For the article, I interviewed Deborah Lee James, who served secretary of the air force from 2013-2017, and who explained how despite the gargantuan size of the US defense budget, the money goes less far than some might imagine — about half of the budget is allocated to personnel and training costs — and procurement has to stretch to cover the needs of all the different branches. “There are hard judgments that have to be made,” she says. “The weapon systems that we are churning out today are magnificent, but they’re highly expensive. Quantities are difficult to come by…. Munitions, if you’re not in the middle of a hot war, don’t come to your attention as much as the need to buy those extra F-35s, or if you’re the Navy, to try to get under construction a couple of new destroyers or submarines.”

As I explain and trace in the piece, the implications for all of this on the stockpiles we’ve expended in attacking Iran in an entirely unnecessary war-of-choice might be profound. Online military forums regularly joke now about how CENTCOM, the US military’s Middle East command, is devouring the resources desperately wanted by INDOPACOM, its Indo-Pacific Command.

Most of the missiles and interceptors we’ve used to attack or defend against Tehran will not be able to replaced before the “window of opportunity” opens militarily and geopolitically for China to attempt to seize Taiwan later this decade. China is surely closely monitoring and watching that.

But on the other hand, as many of the sources I spoke with for the piece pointed out, China’s path ahead would not be easy. “The problem that China has to solve in a Taiwan contingency is a really, really hard problem operationally,” a senior Pentagon policy official told me. “Obviously, we don’t sleep on what Beijing is capable of — they’re building their military with a remarkable degree of focus and consistency — but that doesn't change the fact that the military problems they would need to solve is extremely difficult.”
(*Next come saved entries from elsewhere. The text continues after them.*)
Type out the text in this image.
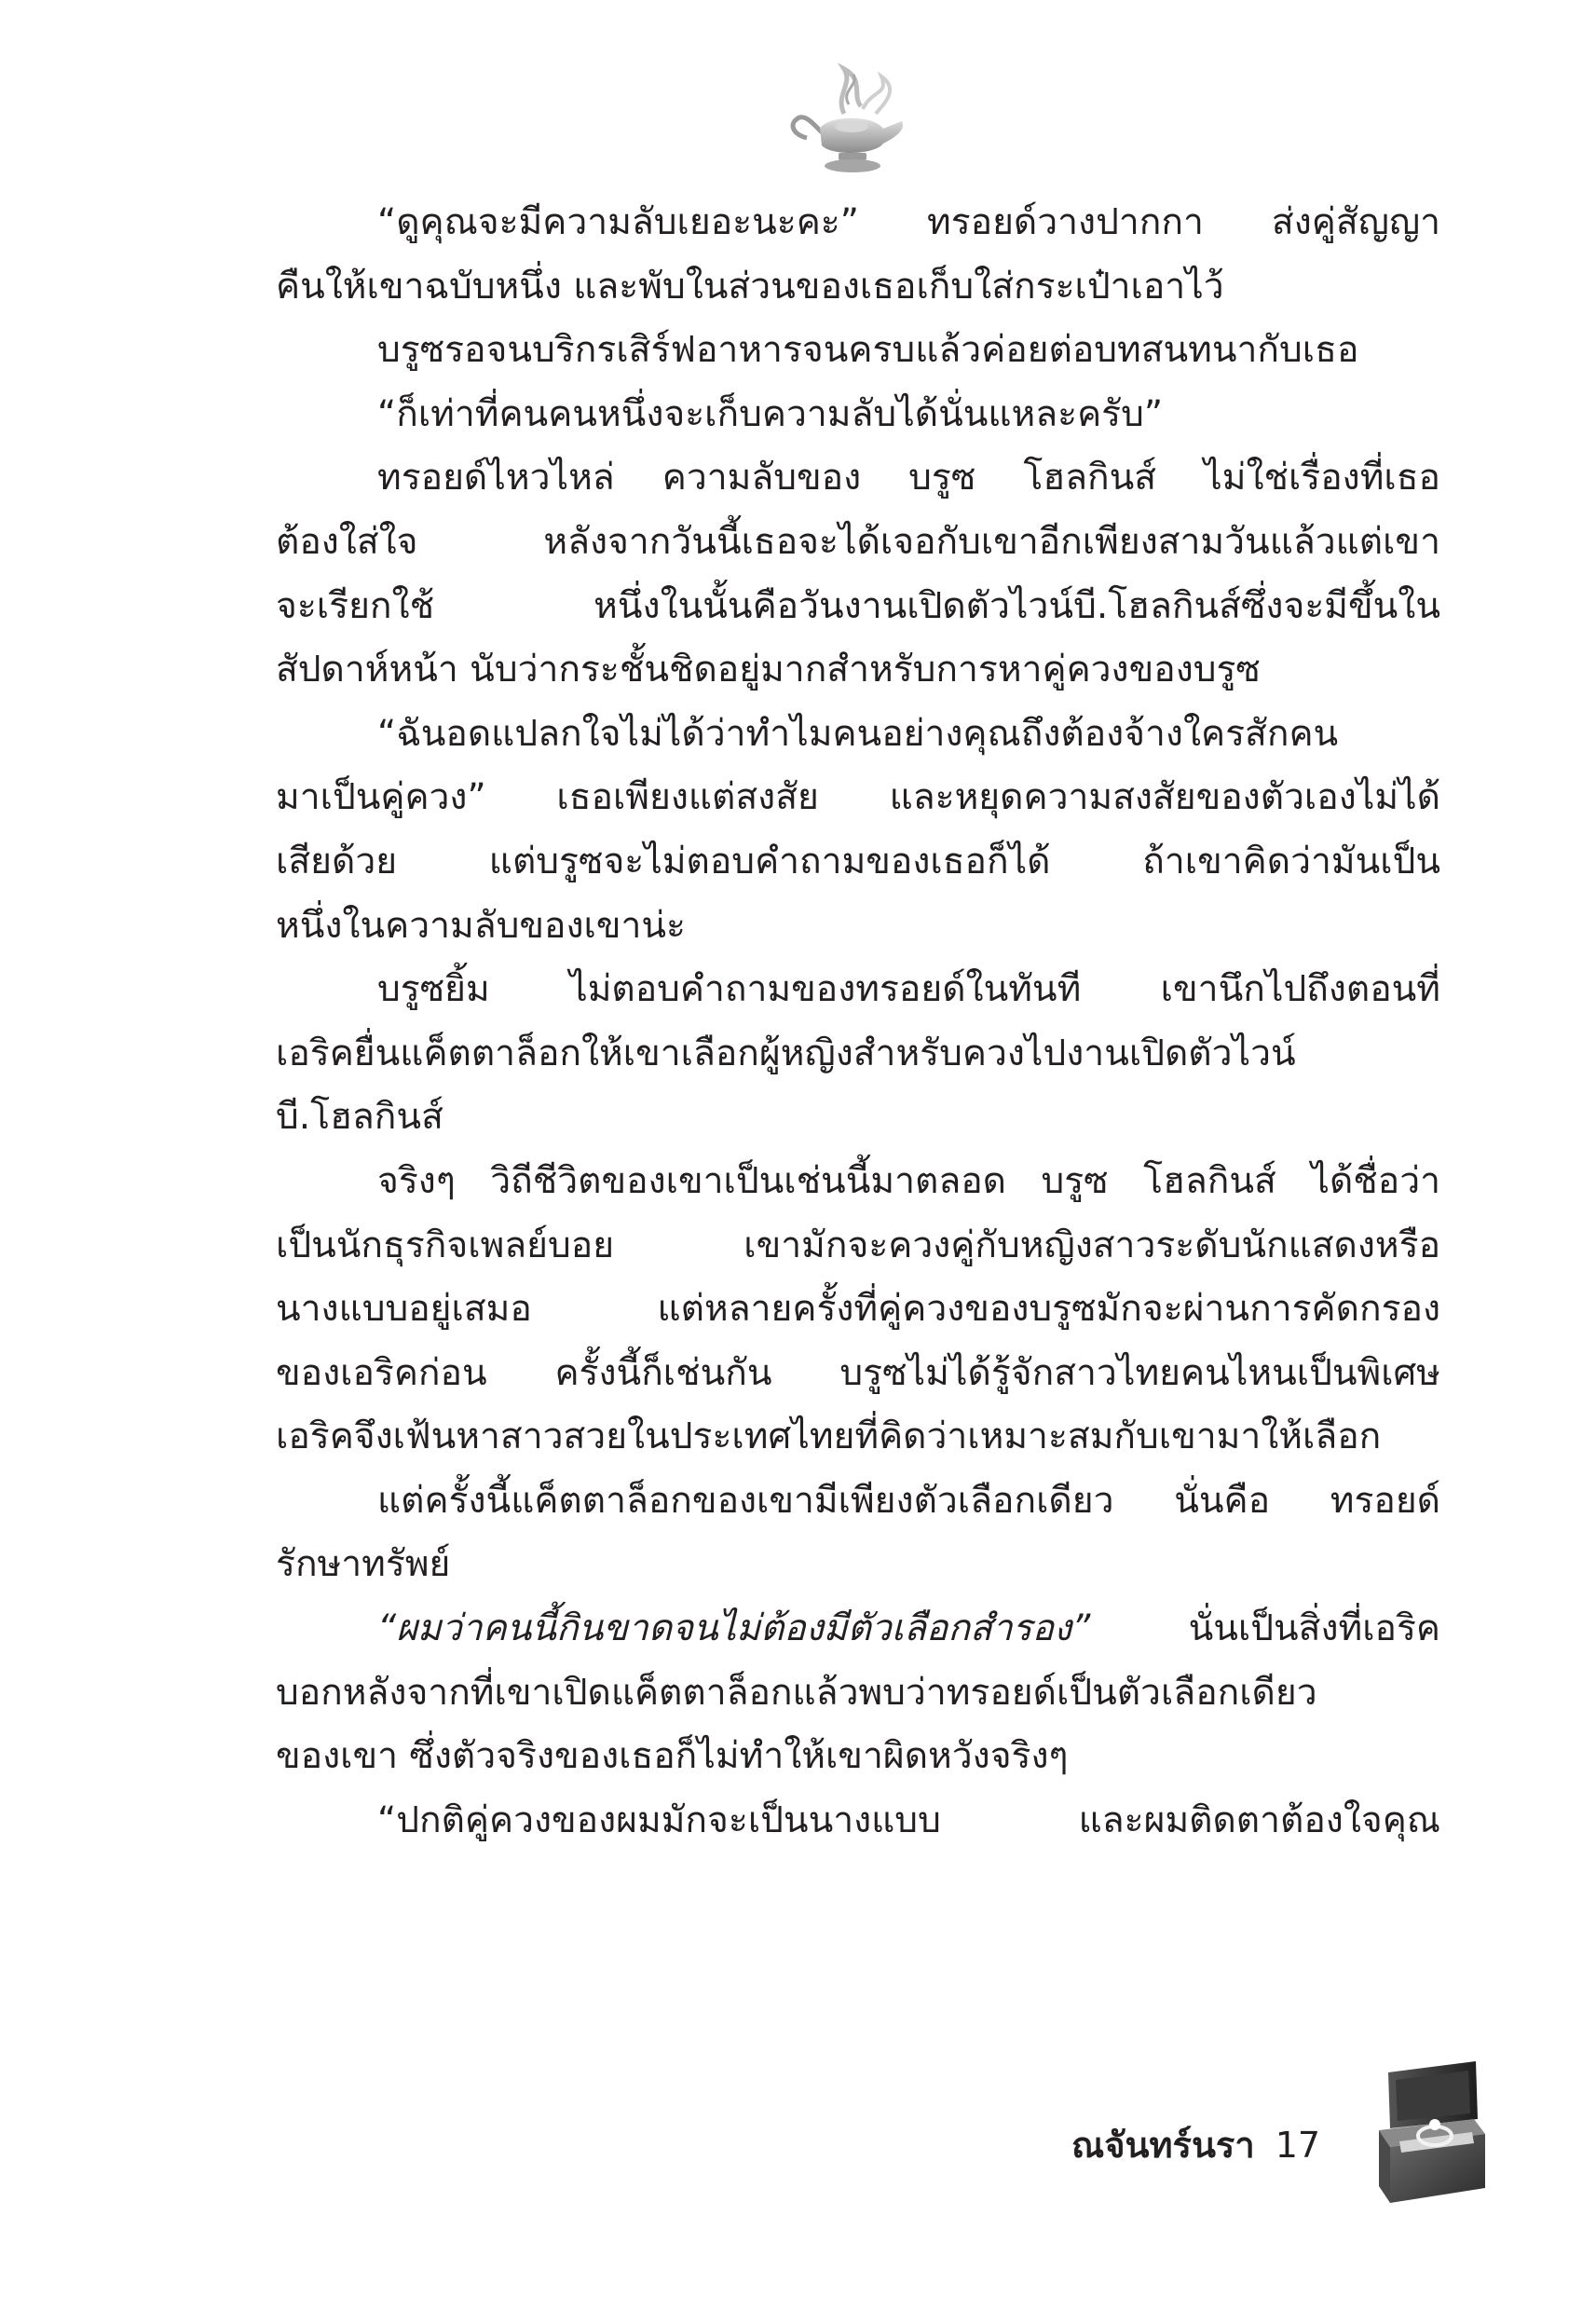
“ดูคุณจะมีความลับเยอะนะคะ” ทรอยด์วางปากกา ส่งคู่สัญญา
คืนให้เขาฉบับหนึ่ง และพับในส่วนของเธอเก็บใส่กระเป๋าเอาไว้
บรูซรอจนบริกรเสิร์ฟอาหารจนครบแล้วค่อยต่อบทสนทนากับเธอ
“ก็เท่าที่คนคนหนึ่งจะเก็บความลับได้นั่นแหละครับ”
ทรอยด์ไหวไหล่ ความลับของ บรูซ โฮลกินส์ ไม่ใช่เรื่องที่เธอ
ต้องใส่ใจ หลังจากวันนี้เธอจะได้เจอกับเขาอีกเพียงสามวันแล้วแต่เขา
จะเรียกใช้ หนึ่งในนั้นคือวันงานเปิดตัวไวน์บี.โฮลกินส์ซึ่งจะมีขึ้นใน
สัปดาห์หน้า นับว่ากระชั้นชิดอยู่มากสำหรับการหาคู่ควงของบรูซ
“ฉันอดแปลกใจไม่ได้ว่าทำไมคนอย่างคุณถึงต้องจ้างใครสักคน
มาเป็นคู่ควง” เธอเพียงแต่สงสัย และหยุดความสงสัยของตัวเองไม่ได้
เสียด้วย แต่บรูซจะไม่ตอบคำถามของเธอก็ได้ ถ้าเขาคิดว่ามันเป็น
หนึ่งในความลับของเขาน่ะ
บรูซยิ้ม ไม่ตอบคำถามของทรอยด์ในทันที เขานึกไปถึงตอนที่
เอริคยื่นแค็ตตาล็อกให้เขาเลือกผู้หญิงสำหรับควงไปงานเปิดตัวไวน์
บี.โฮลกินส์
จริงๆ วิถีชีวิตของเขาเป็นเช่นนี้มาตลอด บรูซ โฮลกินส์ ได้ชื่อว่า
เป็นนักธุรกิจเพลย์บอย เขามักจะควงคู่กับหญิงสาวระดับนักแสดงหรือ
นางแบบอยู่เสมอ แต่หลายครั้งที่คู่ควงของบรูซมักจะผ่านการคัดกรอง
ของเอริคก่อน ครั้งนี้ก็เช่นกัน บรูซไม่ได้รู้จักสาวไทยคนไหนเป็นพิเศษ
เอริคจึงเฟ้นหาสาวสวยในประเทศไทยที่คิดว่าเหมาะสมกับเขามาให้เลือก
แต่ครั้งนี้แค็ตตาล็อกของเขามีเพียงตัวเลือกเดียว นั่นคือ ทรอยด์
รักษาทรัพย์
“ผมว่าคนนี้กินขาดจนไม่ต้องมีตัวเลือกสำรอง” นั่นเป็นสิ่งที่เอริค
บอกหลังจากที่เขาเปิดแค็ตตาล็อกแล้วพบว่าทรอยด์เป็นตัวเลือกเดียว
ของเขา ซึ่งตัวจริงของเธอก็ไม่ทำให้เขาผิดหวังจริงๆ
“ปกติคู่ควงของผมมักจะเป็นนางแบบ และผมติดตาต้องใจคุณ
ณจันทร์นรา 17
Moreover, as Senator Mark Warner, the vice chair of the Senate Intelligence Committee, told me when I was interviewing him for the article, the biggest deterrent for China in the end might simply be how poorly the US war against Iran has been going. China is surely carefully watching how even a much-battered Iran stopped the US in its tracks strategically in the Strait of Hormuz. As Warner said, the biggest lesson of the war with Iran might be one of the simplest: “It’s a lot easier to be a defender than offense.”